Soplaban en Rabat vientos de emancipación de las directrices europeas, al menos de cara a la galería, con las negociaciones del acuerdo de readmisión encalladas de nuevo en 2015. El punto de inflexión que inclinó la balanza hacia un enfoque más abiertamente transaccional que nunca se produjo en 2016. Entonces, el acuerdo UE-Turquía sobre refugiados creó un potente modelo de negociación estratégica exitosa y maximización de beneficios para todos los países de tránsito enfrentados al inusitado aumento de las demandas de control migratorio y la paralela despreocupación por los derechos humanos de la UE y sus estados miembros. Otra consecuencia práctica del acuerdo con Turquía fue el bloqueo de la ruta migratoria del Mediterráneo oriental. Con la ruta central también estabilizada tras el establecimiento del Gobierno de Acuerdo Nacional en Libia, el flujo migratorio se concentró en la ruta occidental: las llegadas por mar desde Marruecos a las costas españolas multiplicaron drásticamente de alrededor de 8.000 en 2016 a 58.500 en 2018, y la palanca de negociación de Rabat creció en igual medida. Aunque las autoridades marroquíes descartaron un acuerdo formal en la línea del turco, los esfuerzos extraordinarios de sus fuerzas de seguridad para detener el aumento de las entradas en territorio español durante la crisis del verano de 2018, con numerosos abusos, redadas y traslados forzosos, hacían pensar que se estaba respondiendo de forma oportunista a las nuevas promesas de la UE de 140 millones de euros en  asistencia financiera para el control fronterizo. Se había pasado rápido la página de la “nueva política migratoria”.

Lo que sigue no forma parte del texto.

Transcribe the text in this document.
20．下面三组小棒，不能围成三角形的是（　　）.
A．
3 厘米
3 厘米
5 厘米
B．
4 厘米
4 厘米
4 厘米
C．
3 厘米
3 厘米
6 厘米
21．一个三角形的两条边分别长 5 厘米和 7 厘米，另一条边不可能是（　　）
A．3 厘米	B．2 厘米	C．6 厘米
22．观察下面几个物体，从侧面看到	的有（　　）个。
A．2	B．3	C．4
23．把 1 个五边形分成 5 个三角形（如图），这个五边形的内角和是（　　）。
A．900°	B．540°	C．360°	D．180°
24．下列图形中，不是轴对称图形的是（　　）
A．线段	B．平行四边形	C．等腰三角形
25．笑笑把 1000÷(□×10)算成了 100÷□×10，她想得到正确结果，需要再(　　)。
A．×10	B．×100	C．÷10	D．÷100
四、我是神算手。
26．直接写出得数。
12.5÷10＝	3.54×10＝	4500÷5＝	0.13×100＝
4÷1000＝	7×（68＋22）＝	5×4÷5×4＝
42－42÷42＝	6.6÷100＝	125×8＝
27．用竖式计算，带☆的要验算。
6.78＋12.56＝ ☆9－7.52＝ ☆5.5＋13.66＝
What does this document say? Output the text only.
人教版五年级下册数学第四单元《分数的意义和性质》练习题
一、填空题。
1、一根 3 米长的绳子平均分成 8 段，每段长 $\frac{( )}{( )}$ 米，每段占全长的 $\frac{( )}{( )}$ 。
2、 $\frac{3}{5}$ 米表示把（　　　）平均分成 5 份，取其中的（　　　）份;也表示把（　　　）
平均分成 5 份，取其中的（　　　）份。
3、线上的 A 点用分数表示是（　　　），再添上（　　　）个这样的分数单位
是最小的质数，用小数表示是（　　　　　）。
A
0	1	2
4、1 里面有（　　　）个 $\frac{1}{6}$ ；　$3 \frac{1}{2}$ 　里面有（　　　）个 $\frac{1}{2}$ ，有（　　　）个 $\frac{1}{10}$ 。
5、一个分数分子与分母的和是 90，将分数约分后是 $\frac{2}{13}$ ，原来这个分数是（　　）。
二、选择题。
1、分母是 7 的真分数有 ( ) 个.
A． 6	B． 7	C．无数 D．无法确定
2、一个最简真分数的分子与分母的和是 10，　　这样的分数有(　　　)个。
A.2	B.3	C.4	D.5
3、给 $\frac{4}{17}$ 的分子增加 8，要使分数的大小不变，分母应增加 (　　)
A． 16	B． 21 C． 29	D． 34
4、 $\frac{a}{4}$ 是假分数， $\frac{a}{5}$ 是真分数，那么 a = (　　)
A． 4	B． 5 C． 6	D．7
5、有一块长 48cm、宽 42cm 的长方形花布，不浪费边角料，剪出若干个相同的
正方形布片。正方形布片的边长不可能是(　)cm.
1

Por si esto fuera poco, el cambio de actitud de Rabat en materia de cooperación migratoria coincidió con el inicio de una crisis diplomática a mayor escala y sin precedentes con Bruselas (2016-2019), a raíz de las sentencias del Tribunal de Justicia de la UE sobre el acuerdo bilateral de comercio agrícola —y posteriormente los de pesca y aviación— que anulaban su aplicación al Sáhara Occidental debido al estatus jurídico diferenciado de este territorio. La percepción de una amenaza nunca vista a su “causa nacional” llevó por primera vez a algunos representantes marroquíes a vincular esta de forma expresa y amenazadora con el control migratorio. Fue entonces cuando el ministro de Agricultura y hombre fuerte del rey, Aziz Akhannouch, declaró: “¿Cómo queréis [los europeos] que hagamos el trabajo de bloquear la emigración africana y hasta la marroquí si hoy Europa no quiere trabajar con nosotros? […] ¿Por qué vamos a seguir haciendo de gendarmes […]?”. Cuatro años después han cambiado mucho las tornas del conflicto del Sáhara Occidental, con Marruecos de nuevo a la ofensiva y la baraja del proceso de negociación de la ONU rota por la declaración del presidente Donald Trump de reconocimiento de la soberanía marroquí sobre el territorio. Pero más allá de los detonantes inmediatos de esta crisis, lo que pasa en la frontera no es sino la culminación de un largo proceso de instrumentalización del control migratorio subcontratado por parte de Rabat y del fracaso de unas políticas europeas de externalización que hacen agua por todas partes.